Much of the technology presented this year MEDICA 2022 relates to the field of radiology and medical imaging. MedicalExpo e-magazine caught up with Takashi Azuma, CTO of a Japanese ultrasound imaging company Lily MedTechand Sophia Borowka, CEO of the Swiss ultrasound device company aiSon Technologiesto discuss some of the latest radiology trends and technologies that will be showcased at MEDICA 2022. Both companies are participating in the event.
1/ Ultrasound computed tomography
Many people are familiar with common medical imaging techniques such as X-ray tomography or magnetic resonance imaging (MRI). Most people are also familiar with b-mode ultrasound (grayscale imaging), which is typically used to produce images of growing fetuses.
A promising alternative is ultrasound computed tomography (USCT), which uses high-frequency sound waves emitted along a 2D slice of the human body to image interior organs and bones. USCT is less expensive than MRI and there is no ionizing radiation involved, as there is with X-ray tomography.
Takashi Azuma said:
“Ultrasound imaging has grown significantly in terms of portability and ease of use in recent years. Attempts to use it in new areas, such as orthopedics, are now expanding beyond conventional diagnostic targets.
Difficulties in controlling the accuracy of ultrasound imaging have been resolved with the evolution of USCT, which enables non-contact 3D imaging and records the full range needed. Currently, breast cancer remains the primary target, but joint imaging and new areas such as the brain are also being explored.
In 2021, Lily Medtech launched COCOLYan innovative bed-type ultrasound examination device that uses a ring ultrasound transducer to check for breast cancer.
2/ Portable ultrasound
Another significant trend in ultrasound imaging is the shift to portable devices, spurred by advances in technology and the transition from hospital to outpatient care. Today, the portable ultrasound market is growing rapidly as the latest generation of ultra-portable devices are increasingly accepted by healthcare professionals.
Sophia Borowka said:
“Thanks to intense research and technological advances, the image quality delivered by these devices continues to improve. Even superficial soft tissue structures, where ultrasound can trump CT and MRI imaging in resolution and predictivity, can be easily imaged with specialized handheld ultrasound devices.

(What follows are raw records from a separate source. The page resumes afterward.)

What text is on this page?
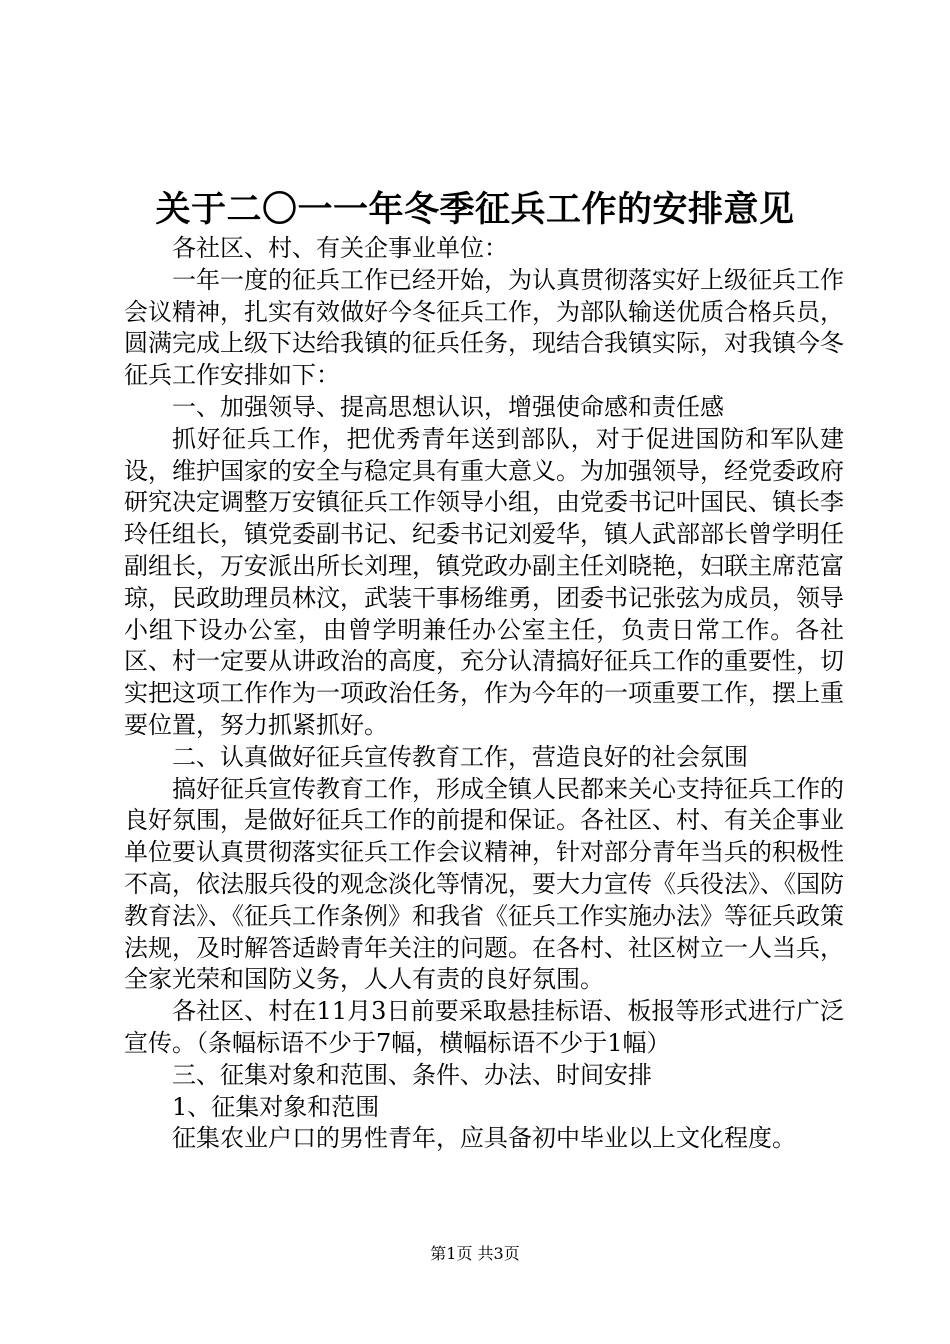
关于二〇一一年冬季征兵工作的安排意见

各社区、村、有关企事业单位：

一年一度的征兵工作已经开始，为认真贯彻落实好上级征兵工作会议精神，扎实有效做好今冬征兵工作，为部队输送优质合格兵员，圆满完成上级下达给我镇的征兵任务，现结合我镇实际，对我镇今冬征兵工作安排如下：

一、加强领导、提高思想认识，增强使命感和责任感

抓好征兵工作，把优秀青年送到部队，对于促进国防和军队建设，维护国家的安全与稳定具有重大意义。为加强领导，经党委政府研究决定调整万安镇征兵工作领导小组，由党委书记叶国民、镇长李玲任组长，镇党委副书记、纪委书记刘爱华，镇人武部部长曾学明任副组长，万安派出所长刘理，镇党政办副主任刘晓艳，妇联主席范富琼，民政助理员林汶，武装干事杨维勇，团委书记张弦为成员，领导小组下设办公室，由曾学明兼任办公室主任，负责日常工作。各社区、村一定要从讲政治的高度，充分认清搞好征兵工作的重要性，切实把这项工作作为一项政治任务，作为今年的一项重要工作，摆上重要位置，努力抓紧抓好。

二、认真做好征兵宣传教育工作，营造良好的社会氛围

搞好征兵宣传教育工作，形成全镇人民都来关心支持征兵工作的良好氛围，是做好征兵工作的前提和保证。各社区、村、有关企事业单位要认真贯彻落实征兵工作会议精神，针对部分青年当兵的积极性不高，依法服兵役的观念淡化等情况，要大力宣传《兵役法》、《国防教育法》、《征兵工作条例》和我省《征兵工作实施办法》等征兵政策法规，及时解答适龄青年关注的问题。在各村、社区树立一人当兵，全家光荣和国防义务，人人有责的良好氛围。

各社区、村在11月3日前要采取悬挂标语、板报等形式进行广泛宣传。（条幅标语不少于7幅，横幅标语不少于1幅）

三、征集对象和范围、条件、办法、时间安排

1、征集对象和范围

征集农业户口的男性青年，应具备初中毕业以上文化程度。

第1页 共3页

As portable ultrasound technology has evolved, so have spreader pads. By increasing the distance between the ultrasound transducer and the patient’s skin, such electrodes make it possible to image superficial lesions, lesions immediately under the skin, superficial foreign bodies and breast lesions. She added:
“aiSon Technologies has now developed the first adaptive ultrasound cushion. These reduce the amount of pressure that must be exerted on the patient’s skin, allowing an unobstructed view of the higher anatomical structures. This avoids misdiagnosis in rheumatology and greatly facilitates ultrasound-guided hand surgery.
3/ New generation CADe and CADx
Traditional computer-aided detection (CAD) in mammography is nothing new – computers have been used to improve mammographic abnormality detection since the 1960s. Yet CAD has taken on a broader meaning more recently, especially in the context of renewed interest in artificial intelligence (IA).
Over the past decade, significant research has been conducted on deep learning. This has been made possible by advanced algorithms powered by faster computers, greater storage capacities and the availability of big data.
New deep learning-based mammography platforms, which differ from traditional CAD in several important ways, are expected to significantly improve radiological accuracy. Two components should be considered: computer-aided detection (CADe), which focuses on detection, and computer-aided diagnosis (CADx), which focuses on classification. Compared to traditional CAD, next-generation systems will provide both CADe and CADx, providing a fully automated end-to-end process and better facilitating machine learning.
Takashi Azuma said:
“The development of AI, which bridges the gap between the capabilities of non-specialists and specialists, has influenced many imaging modalities and expanded the number of target diseases.
In the future, AI has the potential to learn not only from images of patients with lesions, but also images from previous examinations, enabling the discovery of lesions that even trained specialists cannot find.
Combined with the development of image-guided liquid biopsies and minimally invasive treatments, AI promises to revolutionize the detection, diagnosis and elimination of cancer.